I want to be able to uniformly draw (finite approximations of) functions $f: [0,1] \to \mathbb{R}$ such that $f(0)=a$, $f(1)=b$, and $|f'(x)|<s$ (for a fixed $s$). I want to do this so I can draw random (natural looking, so derivative at most $s$) curves between two points. My measure theoretic probability is a bit weak, so I didn't quite know what "uniformly" means in this case, and I only need to be able to plot the functions, so I only need a finite set of points of its graph.
So I think my question is asking for an algorithm to uniformly draw from the space of all finite sequences of integers of length $n$ such that $x_1 = a$, $x_n = b$, and for all $k \in \{2,3, \ldots n\}$, $|x_k-x_{k-1}| < s$ for some fixed $s$. This space is finite so I think its clear here what I mean by uniformly.

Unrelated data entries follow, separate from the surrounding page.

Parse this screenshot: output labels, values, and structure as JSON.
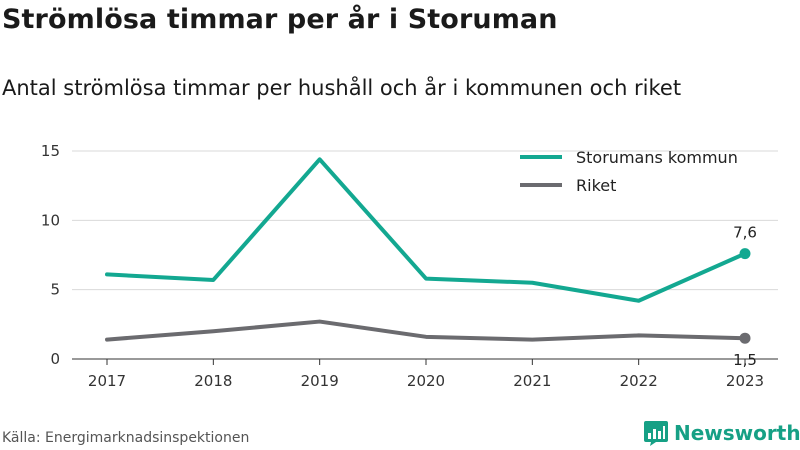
{
  "title": "Strömlösa timmar per år i Storuman",
  "subtitle": "Antal strömlösa timmar per hushåll och år i kommunen och riket",
  "source": "Källa: Energimarknadsinspektionen",
  "brand": {
    "name": "Newsworthy",
    "icon": "newsworthy-logo-icon",
    "color": "#16a085"
  },
  "chart_data": {
    "type": "line",
    "x": [
      "2017",
      "2018",
      "2019",
      "2020",
      "2021",
      "2022",
      "2023"
    ],
    "ylim": [
      0,
      15
    ],
    "yticks": [
      0,
      5,
      10,
      15
    ],
    "grid": true,
    "legend_position": "top-right",
    "series": [
      {
        "name": "Storumans kommun",
        "color": "#13a891",
        "values": [
          6.1,
          5.7,
          14.4,
          5.8,
          5.5,
          4.2,
          7.6
        ],
        "end_label": "7,6"
      },
      {
        "name": "Riket",
        "color": "#6b6b6f",
        "values": [
          1.4,
          2.0,
          2.7,
          1.6,
          1.4,
          1.7,
          1.5
        ],
        "end_label": "1,5"
      }
    ]
  }
}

I had hopes of being able to ignore the boundary conditions and simply scale the solution to match, but the derivative condition kind of messes that up I think. The only clear simplification I can see is translating the problem so $f(0)=0$.
I think I figured out a recursive way to solve this. As should be expected, this is related to the idea behind the binomial formula and Pascal's triangle. I'm not sure whether this has a name or not, but it feels pretty important, so it might. When I say "changing by at most $s$ each time", I mean $|x_r - x_{r-1}| \leq s$.

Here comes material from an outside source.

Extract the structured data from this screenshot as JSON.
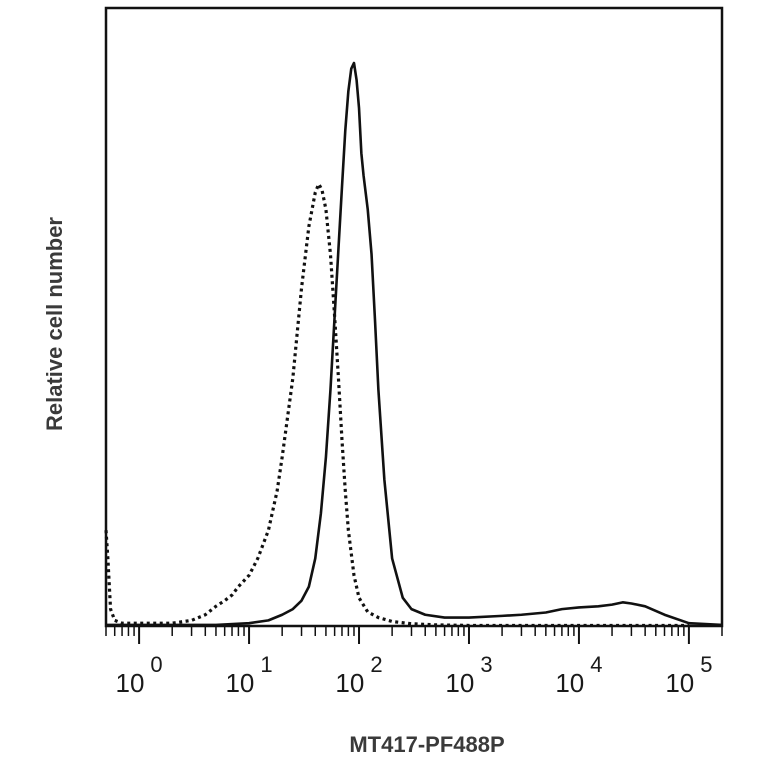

Let $k_{n,s,y}$ denote the number of sequences of length $n$ who change by at most $s$ and end at $y$. It should be easy enough to see that by truncating any such sequence by 1 gives us a sequence of length $n-1$, changing by at most $s$ each time, and ending at some $y'$ such that $|y-y'|<s$. It should also be clear that every such sequence is obtained by appending $y$ to a sequence of length $n-1$ changing by at most $s$ each time, and ending at some $y'$ such that $|y-y'| \leq s$.
Therefore we have $$ k_{n,s,y} = \sum_{|i-y| \leq s} k_{n-1,s,i},$$ where if $i > s(n-1)$, then $k_{n,s,i} = 0$. The binomial situation is the case $s=1$ except a sequence is not allowed to not move. Here is an example of the values of $k_{n,1,y}$.
It should be fairly easy to see that $\sum_{i} k_{n,s,i} = (2s+1)^n$ by induction. Maybe someone smarter than me can generalise an explicit, non recursive formula for $k_{n,s,y}$. I can't be bothered though, because the recursive method below requires all of the recursive computation of $k_{n,s,y}$.
So to uniformly draw a sequence with parameters $n$, $s$, and $y$, one should recursively calculate $k_{n,s,y}$, then set $x_n=y$. Then select $x_{n-1} = i$ with probability $\begin{cases} k_{n-1,s,i}/k_{n,s,y} & |i-x_n| \leq s \\ 0 &\text{otherwise} \end{cases} $. Continue in this fashion, replacing the denominator with the "current" value of $k$.
For example, if we want a sequence of length 4, ending at 1, with $s=1$, we would set $x_4=1$, then pick $x_3 = 2$ with probability $1/6$, $x_3 = 1$ with probability $2/6$, and $x_3 = 0$ with probability $3/6$. Note here that $6=1+2+3$. We'd then pick $n=2$ based on our result from $n=3$.